The next bailout plan is going to be delayed? And just how many bailout plans are the American taxpayers going to be responsible for?
We are paying for bailout I since November 2008, the Senate is going to rubber stamp another trillion dollars this week for bailout II, and the week after we will be hearing about bailout plan III.
No more bailouts! Stop this madness; stop giving the taxpayer’s hard earned money to the wealthy.
This bill will do nothing to stop the mass layoffs; it will do nothing to help the main street American Citizen. This will not stop the losses of small businesses, it does nothing but put the American taxpayer in debt for many generations into the future. What do we do in a few months from now, bail the economy out again and again?
I know the CNN censors will not allow my comment through, but maybe I can get someone at CNN to see this is outrageous, our Government really does not have a clue in how to correct the situation.
I say instead of increasing spending, do just the opposite, and decrease government spending in a radical fashion.
I say if you’re going to spend taxpayer money, spend it on the investigations, convictions, and incarcerations of the criminals that caused this crisis. I believe that every irresponsible business executive will receive complete transparency sitting in a prison cell.
Helping banks should at best be part of a coordinated effort to save the economy (’save’ is a relative term considering vast damage already done). When Lehman failed, markets got shook. But when other banks were saved and taxpayers put on the hook, there has not been an equal and opposite positive reaction. If consumers are too ripped up to borrow or spend, the banks will not be much help. Help the middle class first. The H— with the banks.
No. The failing banks have to be allowed to fail in order for the markets to recover. If not, we’re either China or the Soviet Union, not kapitalists.
We must stop propping up failing banks, as it’s hurting the entire finance sector, markets, and economy by scaring everyone, and rightfully so. We’ve put hundreds of billions of $$$ into them; if that’s not enough, we have to stop throwing good money after bad and close them down via FDIC.
Any bank with a stock price below $10 is suspect (most mutual funds can’t own them, and they have to sell the stocks) and below $5 is definitely going down (no mutual funds can own them, and they have to sell the stocks). Less than $1 means delisting.
We don’t need a ‘bad bank’; we already have lots of them: AIG, BAC, C, etc. Force them to write the toxic assets down to zero and see if they survive. We need a good bank, probably the FHA, who writes only affordable, assumable, fixed-rate loans. They securitize their loans as GNMA bonds; these are very safe and in high demand. This is the housing solution.

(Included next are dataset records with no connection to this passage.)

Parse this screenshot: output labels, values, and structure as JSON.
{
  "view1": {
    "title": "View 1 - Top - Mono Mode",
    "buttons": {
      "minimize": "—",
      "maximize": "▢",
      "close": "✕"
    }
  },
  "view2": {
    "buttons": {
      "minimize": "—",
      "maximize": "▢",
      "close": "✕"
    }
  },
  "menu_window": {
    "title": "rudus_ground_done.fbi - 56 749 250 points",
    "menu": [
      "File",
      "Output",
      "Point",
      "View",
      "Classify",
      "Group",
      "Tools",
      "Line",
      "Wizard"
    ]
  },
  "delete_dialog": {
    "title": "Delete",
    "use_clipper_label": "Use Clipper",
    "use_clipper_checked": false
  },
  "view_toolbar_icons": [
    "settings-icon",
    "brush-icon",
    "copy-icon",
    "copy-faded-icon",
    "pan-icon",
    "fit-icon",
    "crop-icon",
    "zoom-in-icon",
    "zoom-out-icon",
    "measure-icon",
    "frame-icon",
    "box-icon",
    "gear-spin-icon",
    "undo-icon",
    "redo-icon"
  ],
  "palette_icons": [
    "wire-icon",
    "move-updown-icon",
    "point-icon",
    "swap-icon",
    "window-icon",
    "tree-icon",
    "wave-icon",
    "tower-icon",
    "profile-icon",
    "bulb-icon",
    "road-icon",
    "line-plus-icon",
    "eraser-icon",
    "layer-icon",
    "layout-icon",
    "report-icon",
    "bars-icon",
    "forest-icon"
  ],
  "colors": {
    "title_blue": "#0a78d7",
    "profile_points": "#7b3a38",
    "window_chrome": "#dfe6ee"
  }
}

Direct government stimulus will bring the economy roaring back, with or without the banks. As people go back to work, they will spend their incomes, putting even more people back to work. It’s human nature.

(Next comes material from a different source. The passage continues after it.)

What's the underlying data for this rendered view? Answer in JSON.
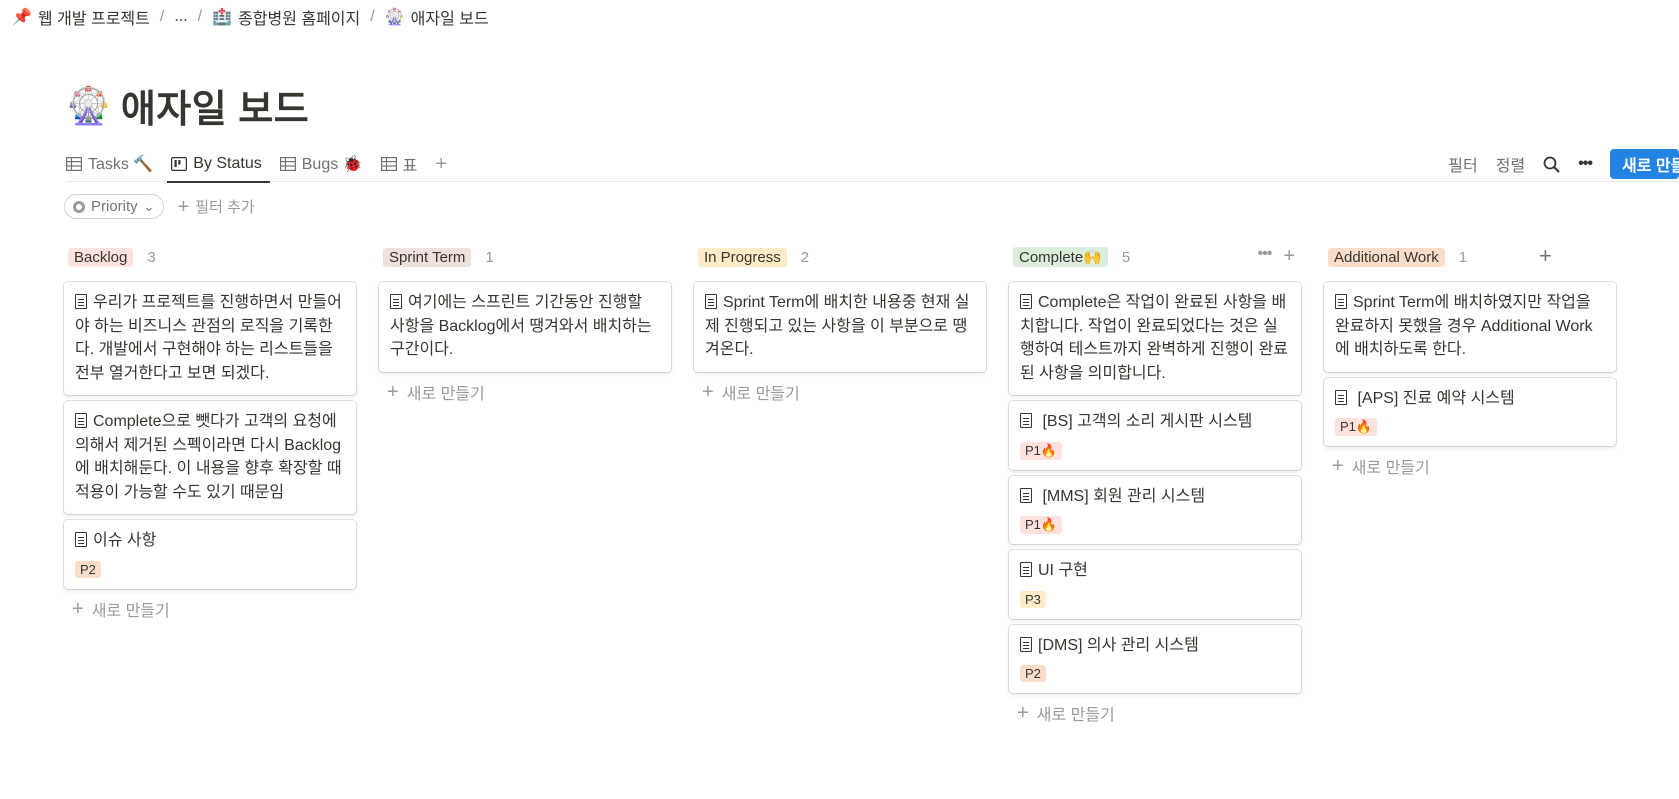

no the banks do not have to be fixed. first, there are plenty of well run financial institutions, lending banks, small banks that did not make mistakes and have proven competent. Do the banks have to be fixed to reflate a credit bubble of even more epic proportions so that we can lend and spend like idiots? Sure.
Look around the world, coming out of WEF, it was estimated 40 trillion dollars of wealth has been destroyed. How is that coming back? There won’t be a recovery this decade, maybe next decade. That being the case, what’s the rush?








probably, but whu is it important that stocks recover? the way the market runs, people buy on credit until the credits gone and then pop. why “fix” the banks just to let them build another bubble collecting commision, fees, big salaries etc?